Ten months after the incident the Trust finally realized its mistake, but then took a further five months to notify affected staff, the ICO said in an online notice.

The privacy error came about after administrators published annual equality and diversity metrics online in the form of a spreadsheet, without realizing that the information in question could be read simply by double clicking the doc.

“This trust played fast and loose with the highly sensitive and private information that was entrusted to them. It seems they ignored their duty to put rules in place to protect staff who deliver hospital services to others,” said ICO head of enforcement, Stephen Eckersley, in a statement.

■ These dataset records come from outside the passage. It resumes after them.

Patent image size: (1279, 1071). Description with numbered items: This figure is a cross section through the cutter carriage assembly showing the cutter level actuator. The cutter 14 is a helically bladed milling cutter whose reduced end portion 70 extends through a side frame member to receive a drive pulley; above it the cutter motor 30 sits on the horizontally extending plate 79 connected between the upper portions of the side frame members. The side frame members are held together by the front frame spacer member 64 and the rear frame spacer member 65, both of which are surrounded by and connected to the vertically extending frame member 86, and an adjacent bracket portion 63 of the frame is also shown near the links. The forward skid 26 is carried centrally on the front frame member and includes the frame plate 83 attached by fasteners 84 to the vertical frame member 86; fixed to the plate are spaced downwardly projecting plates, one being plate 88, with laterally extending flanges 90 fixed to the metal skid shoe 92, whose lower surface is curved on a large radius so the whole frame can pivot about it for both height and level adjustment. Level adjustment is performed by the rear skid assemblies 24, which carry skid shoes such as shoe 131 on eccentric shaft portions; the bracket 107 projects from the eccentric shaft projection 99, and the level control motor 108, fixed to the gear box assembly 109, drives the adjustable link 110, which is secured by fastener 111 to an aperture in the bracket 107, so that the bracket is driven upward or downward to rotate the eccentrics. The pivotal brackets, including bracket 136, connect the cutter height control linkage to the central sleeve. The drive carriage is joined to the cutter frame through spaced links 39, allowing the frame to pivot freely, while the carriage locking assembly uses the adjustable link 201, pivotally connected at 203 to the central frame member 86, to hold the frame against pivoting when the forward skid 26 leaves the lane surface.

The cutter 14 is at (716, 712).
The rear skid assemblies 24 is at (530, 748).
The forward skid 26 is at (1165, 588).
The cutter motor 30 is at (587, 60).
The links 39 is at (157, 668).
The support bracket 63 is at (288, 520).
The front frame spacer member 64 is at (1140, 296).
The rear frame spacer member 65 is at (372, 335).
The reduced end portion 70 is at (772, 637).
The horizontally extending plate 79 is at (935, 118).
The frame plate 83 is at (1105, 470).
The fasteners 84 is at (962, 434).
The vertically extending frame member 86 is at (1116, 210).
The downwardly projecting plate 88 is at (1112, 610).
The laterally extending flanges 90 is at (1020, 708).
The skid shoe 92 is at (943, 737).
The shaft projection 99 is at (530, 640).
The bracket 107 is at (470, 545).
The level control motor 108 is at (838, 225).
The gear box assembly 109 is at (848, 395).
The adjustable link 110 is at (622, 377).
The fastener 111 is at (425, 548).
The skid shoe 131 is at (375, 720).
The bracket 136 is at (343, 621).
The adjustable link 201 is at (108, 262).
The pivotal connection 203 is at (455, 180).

“Any measures taken to protect this information from reaching the public domain were woefully inadequate or non-existent. The fact that the error went unnoticed for so long beggars belief.”

A similar error involving ‘hidden’ data led to a £175,000 fine for the Torbay Care Trust back in 2012, and Islington Council a year later, which was fined £70,000.

The NHS is notorious for errors in data handling which have exposed the details of countless patients and staff over the years.

Most recently, East Sussex NHS Trust was forced to apologize last year after staff lost an unencrypted USB stick containing the details of 3000 patients.

In fact, of the 1677 self-reported data loss ‘incidents’ from 2014/15, a whopping 439 – just over a quarter – came from the health sector, according to the ICO’s annual report.   

One of the largest fines came in 2012 when Brighton and Sussex University Hospitals NHS Trust was hit with a £325,000 penalty following the loss when hard drives containing data on tens of thousands of patients appeared on eBay.